The elements to this story from a news perspective are fascinating. A hero pilot from the old school, not a single death, on a busy river in one of the World’s top cities, no enemy except some unfortunate Canada Geese. No one is at fault, everyone survived, the equipment held up. The media can’t find any one to fault or blame. It’s a true, genuine, all happy miracle.
For me the accident leaves me with lots of questions. The most important of all is this… This single accident proves that a commercial airline CAN land safely on water. How can we learn from this to ensure every other landing on water can be the same?
This accident has already given hope and belief in the minds of millions that they too could survive an aircrash. Let’s build on this. The earth is 2/3rds water. Most international flights pass over water. If the lessons could be learned from this such that all commercial airliners have a better than average chance of being able to land safely on water, with no loss of life, think what that would mean to all flyers around the world. You’ve got at least a 50/50 chance of surviving an air crash. I don’t think anyone thinks that this is presently the case.

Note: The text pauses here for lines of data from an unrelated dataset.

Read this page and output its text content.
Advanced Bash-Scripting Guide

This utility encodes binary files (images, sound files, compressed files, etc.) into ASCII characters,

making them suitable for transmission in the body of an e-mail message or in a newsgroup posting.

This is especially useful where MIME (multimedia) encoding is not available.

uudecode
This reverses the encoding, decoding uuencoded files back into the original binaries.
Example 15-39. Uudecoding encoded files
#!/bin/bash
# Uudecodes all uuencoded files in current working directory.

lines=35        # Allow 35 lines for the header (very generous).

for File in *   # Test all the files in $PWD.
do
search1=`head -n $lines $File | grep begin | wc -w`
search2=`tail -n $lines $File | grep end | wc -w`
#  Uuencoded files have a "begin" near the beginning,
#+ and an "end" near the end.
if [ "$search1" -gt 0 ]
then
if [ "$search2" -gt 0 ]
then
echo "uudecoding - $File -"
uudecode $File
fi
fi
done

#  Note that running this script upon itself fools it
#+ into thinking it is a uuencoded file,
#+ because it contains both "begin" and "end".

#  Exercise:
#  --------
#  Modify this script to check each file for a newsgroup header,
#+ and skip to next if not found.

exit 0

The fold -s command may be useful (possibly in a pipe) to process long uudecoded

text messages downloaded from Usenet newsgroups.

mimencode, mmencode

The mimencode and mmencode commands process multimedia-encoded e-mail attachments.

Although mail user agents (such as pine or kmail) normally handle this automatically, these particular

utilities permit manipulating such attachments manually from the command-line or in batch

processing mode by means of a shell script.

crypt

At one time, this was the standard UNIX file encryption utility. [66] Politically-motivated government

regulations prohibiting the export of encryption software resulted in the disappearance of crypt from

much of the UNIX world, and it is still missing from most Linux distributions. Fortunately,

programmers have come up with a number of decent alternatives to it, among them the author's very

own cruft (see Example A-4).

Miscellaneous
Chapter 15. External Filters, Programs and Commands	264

Here’s the ingredients… A modern carbon fibre plane, a good pilot, a stretch of water, not fully fueled. A controlled (albeit without engines) glide in at around 10 degrees. Presumably the ditch switch (which closes off intakes that would fill with water) just before touch down.
What the authorities need to do is examine to the nth degree these and all the other factors that enabled this miracle to happen. Once they’ve worked this out, it can be replicated. The maneouver might even be possible to write into a computer macro so that in a future scenario, close to ditch time, a pilot could engage the script to do the exact same thing. Airbus planes support this.

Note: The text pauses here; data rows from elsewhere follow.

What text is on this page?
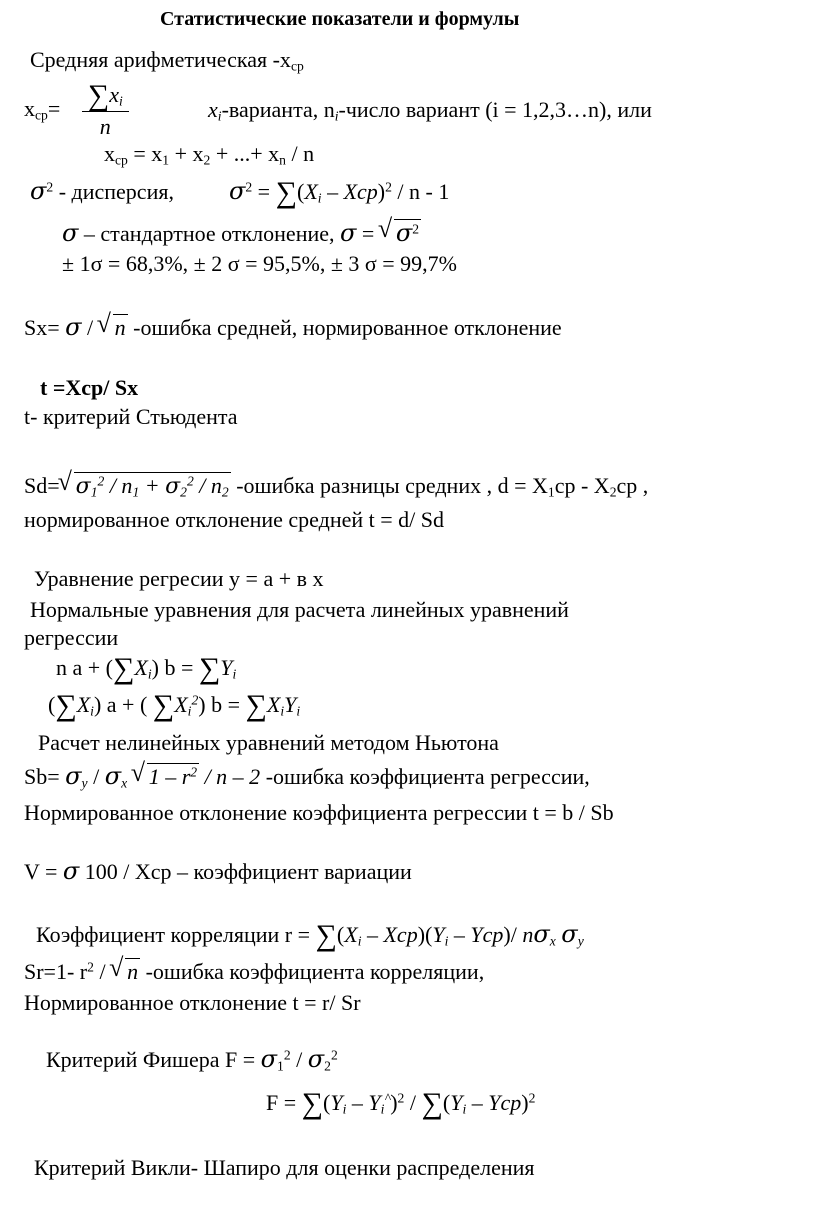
Статистические показатели и формулы
Средняя арифметическая $-x_{ср}$
$x_{ср}= \frac{\sum x_i}{n}$	$x_i$-варианта, $n_i$-число вариант (i = 1,2,3…n), или
$x_{ср} = x_1 + x_2$ + ...+ $x_n$ / n
$\sigma^2$ - дисперсия, $\sigma^2 = \sum(X_i - Xcp)^2 / n - 1$
σ – стандартное отклонение, σ = √ $\sigma^2$
± 1σ = 68,3%, ± 2 σ = 95,5%, ± 3 σ = 99,7%
Sx= σ / √ n -ошибка средней, нормированное отклонение
t =Xcp/ Sx
t- критерий Стьюдента
Sd= √ $\sigma_1^2 / n_1 + \sigma_2^2 / n_2$ -ошибка разницы средних , $d = X_1cp - X_2cp$ ,
нормированное отклонение средней t = d/ Sd
Уравнение регресии y = a + в x
Нормальные уравнения для расчета линейных уравнений
регрессии
n $a + (\sum X_i) b = \sum Y_i$
$(\sum X_i) a$ + ( $\sum X_i^2$) $b = \sum X_iY_i$
Расчет нелинейных уравнений методом Ньютона
$Sb= \sigma_y / \sigma_x$ √ $1 - r^2$ / n – 2 -ошибка коэффициента регрессии,
Нормированное отклонение коэффициента регрессии t = b / Sb
V = σ 100 / Xcp – коэффициент вариации
Коэффициент корреляции $r = \sum(X_i - Xcp)(Y_i - Ycp)/$ $n\sigma_x$ $\sigma_y$
Sr=1- $r^2$ / √ n -ошибка коэффициента корреляции,
Нормированное отклонение t = r/ Sr
Критерий Фишера $F = \sigma_1^2 / \sigma_2^2$
$F = \sum(Y_i - Y_i^{\^{}})^2 / \sum(Y_i - Ycp)^2$
Критерий Викли- Шапиро для оценки распределения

It may be that the ‘flukes’ in this case could become standardized fittings and operating procedure. For example adding flotation to the wings in some way (in this flight it seems that not being fully fueled helped the plane stay afloat – presumably air in the tanks kept it bouyant).
How much tolerance is there for the angle the plane hit the water? We all know from a belly flop that surface tension on water can be like a stone, but ‘dive’ into the water, separating the water apart with your hands and your head can pass straight through. In this case the tail served the same function.
Did the river current going in the same direction as the plane make a crucial difference? It’s clear that this crash was extremely close to the margins for the plane staying in one piece, or, disintegrating. Could a 5-10 mph current (my guess), bringing the impact speed down to maybe 120mph make all the difference?
For me the best thing that can come out of all of this is the relevant authorities standing up and saying “We’ve spent two years reviewing this crash. We now know why the plane stayed in one piece, why it stayed afloat, why the g-forces on the passengers were not damaging. We now know that any commercial plane can have a better than average chance of doing the same. These are the measures we are going to force airlines and manufacturers to introduce, to assure you that any ‘control surface’ landing into water has a very high chance of everyone surviving and standing on a wing holding their bags, on their phones, looking like they are walking on water”.
Kudos to the pilot, kudos (never thought I’d say this) to Airbus. This is a really great and genuine good news story.
Copyright 2005-2015 Alx Klive. All Rights Reserved.
I realize that probably numerous other people have already pointed this out, but I have to say it: A fully loaded airplane, with most of it’s fuel still on board, has all the gliding capabilities of a large brick with very small wings. For the pilot to do what he did… it really is incredible. I would guess that 1 out of 10,000 (or greater) comerical or military pilots could pull off what he did.
Commercial pilots are trained and trained and trained. Commercial airlines LOVE to hire military pilots, because of their discipline and cool-headedness… the weather conditions were nearly perfect. But for all that, it still comes back to Sullenberger, the pilot: He is the one out of 10,000.